Ну почему нельзя — движением мысли — вернуть себя в те дни счастья? Уже двадцать лет Моника жила, с тоской думая о том, что, пожалуй, любит Саймона Лонгворта. Эта любовь придавала особую горечь ее поездкам в Англию, завтракам в «Хэрродс» с Ричелдис, уикэндам в Сэндиленде. И вот Моника решила, что с этим чувством надо покончить. Неужели она не в состоянии выбросить его из головы? Она любила этого человека с безумной, всепоглощающей страстью, как девчонка. Нежась в последнюю встречу в его объятиях, она думала, что он совершенно не разбирается в отношениях людей, если не понимает, как легко может причинить ей боль, какую власть имеет над ней. Такое знание только навредило бы мужчине, морально развратило бы его. Но рациональное начало в ней требовало объяснения. Что она понимала под любовью, говоря, что любит его? Если дело было только в сексе, тогда она вполне может выйти из этой ситуации и найти себе другого. Но дело не в этом. Безусловно, любовник он роскошный. Такого удовольствия, как с ним, Моника не получала ни с кем. Но любила она не только прекрасное сильное тело Саймона Лонгворта.
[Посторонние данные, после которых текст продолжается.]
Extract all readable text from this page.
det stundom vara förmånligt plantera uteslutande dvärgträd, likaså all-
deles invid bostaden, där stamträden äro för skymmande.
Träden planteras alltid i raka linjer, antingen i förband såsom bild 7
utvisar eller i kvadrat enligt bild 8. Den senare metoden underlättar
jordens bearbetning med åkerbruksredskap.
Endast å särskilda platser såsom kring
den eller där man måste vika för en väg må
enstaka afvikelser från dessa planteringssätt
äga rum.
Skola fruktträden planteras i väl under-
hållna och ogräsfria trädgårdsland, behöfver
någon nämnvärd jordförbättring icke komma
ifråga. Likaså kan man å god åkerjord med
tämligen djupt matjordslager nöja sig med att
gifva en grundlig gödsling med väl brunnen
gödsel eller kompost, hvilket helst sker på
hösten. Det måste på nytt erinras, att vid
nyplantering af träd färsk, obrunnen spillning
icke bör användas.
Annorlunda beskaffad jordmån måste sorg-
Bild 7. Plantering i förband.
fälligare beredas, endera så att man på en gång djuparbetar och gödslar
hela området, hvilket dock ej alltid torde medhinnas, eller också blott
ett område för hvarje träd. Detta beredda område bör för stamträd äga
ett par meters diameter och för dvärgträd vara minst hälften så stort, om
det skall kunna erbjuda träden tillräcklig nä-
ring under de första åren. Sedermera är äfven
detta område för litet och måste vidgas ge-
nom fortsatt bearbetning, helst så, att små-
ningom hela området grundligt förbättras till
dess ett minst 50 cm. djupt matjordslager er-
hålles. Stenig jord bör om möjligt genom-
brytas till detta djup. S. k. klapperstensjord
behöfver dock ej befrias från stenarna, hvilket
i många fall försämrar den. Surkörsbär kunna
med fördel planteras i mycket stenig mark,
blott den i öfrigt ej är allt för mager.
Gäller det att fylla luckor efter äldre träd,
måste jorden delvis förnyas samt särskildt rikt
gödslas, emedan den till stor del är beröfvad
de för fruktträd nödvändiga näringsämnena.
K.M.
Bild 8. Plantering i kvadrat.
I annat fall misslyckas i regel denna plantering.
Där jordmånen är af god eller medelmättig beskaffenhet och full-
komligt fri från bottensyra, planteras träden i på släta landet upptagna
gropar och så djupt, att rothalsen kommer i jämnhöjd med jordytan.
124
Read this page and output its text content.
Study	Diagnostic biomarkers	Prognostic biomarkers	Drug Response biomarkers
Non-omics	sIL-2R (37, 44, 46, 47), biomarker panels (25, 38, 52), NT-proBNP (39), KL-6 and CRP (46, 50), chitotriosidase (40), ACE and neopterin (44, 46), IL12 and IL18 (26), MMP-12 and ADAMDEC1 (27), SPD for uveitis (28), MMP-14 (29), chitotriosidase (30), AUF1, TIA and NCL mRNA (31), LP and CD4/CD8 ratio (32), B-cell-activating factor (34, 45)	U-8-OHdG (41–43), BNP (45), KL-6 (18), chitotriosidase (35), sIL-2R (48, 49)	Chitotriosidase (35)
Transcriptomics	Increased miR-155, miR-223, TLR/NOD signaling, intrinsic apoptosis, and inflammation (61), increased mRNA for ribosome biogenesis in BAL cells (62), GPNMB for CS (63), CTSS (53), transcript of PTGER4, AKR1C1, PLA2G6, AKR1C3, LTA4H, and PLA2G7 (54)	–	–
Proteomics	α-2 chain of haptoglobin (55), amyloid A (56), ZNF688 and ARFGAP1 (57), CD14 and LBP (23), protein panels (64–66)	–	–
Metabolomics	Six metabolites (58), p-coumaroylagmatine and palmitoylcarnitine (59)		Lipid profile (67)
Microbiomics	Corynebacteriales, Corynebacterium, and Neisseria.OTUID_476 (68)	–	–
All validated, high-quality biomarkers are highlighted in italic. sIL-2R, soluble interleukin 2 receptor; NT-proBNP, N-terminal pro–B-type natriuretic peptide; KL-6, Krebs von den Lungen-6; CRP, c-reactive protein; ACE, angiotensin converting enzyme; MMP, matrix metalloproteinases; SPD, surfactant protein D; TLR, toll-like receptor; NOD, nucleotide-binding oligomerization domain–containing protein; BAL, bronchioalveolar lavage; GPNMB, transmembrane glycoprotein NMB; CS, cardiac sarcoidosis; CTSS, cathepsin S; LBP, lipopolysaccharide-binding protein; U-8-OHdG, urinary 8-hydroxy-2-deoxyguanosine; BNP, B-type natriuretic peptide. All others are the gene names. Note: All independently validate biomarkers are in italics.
И, конечно, не только сходство вкусов вызывало в ней такую слабость, такое обожание.
Беда была в том, что, чем больше Моника думала и беспокоилась, тем чаще приятные размышления в одиночестве превращались просто в тоску по любовнику. То, что началось как, казалось бы, спокойное раздумье: «Я его люблю за то, что он красивый?» — превращалось в медитацию на тему его красоты. Попытка анализа — почему тот или иной разговор запал в память — растворялась в воспоминаниях о сказанных словах.
— Знаешь что?
— Что?
— Я думал, что всю жизнь получал от этого удовольствие.
— От этого?
— Ай! Пусти! Но теперь я понимаю, что не знал, что значит это слово — удовольствие.
— Саймон, слова сами по себе ничего не значат.
— Я люблю тебя, Моника.
— Я люблю тебя. Как я тебя люблю!..
Этот разговор произошел в мотеле недалеко от Данстейбла. Еще один — когда они стояли перед картиной Яна ван Эйка «Портрет четы Арнольфини».
— Я надеюсь, что она делает то, что нужно.
— Она все делает правильно.
— И все на этой картине правильно — к месту эта домашняя собачка, приятный свет из окна, красивые вещи, и во всем чувствуется любовь и страсть. Эти сброшенные туфли…
— Ты — единственный человек в мире, кроме меня, который это видит, — сказала Моника.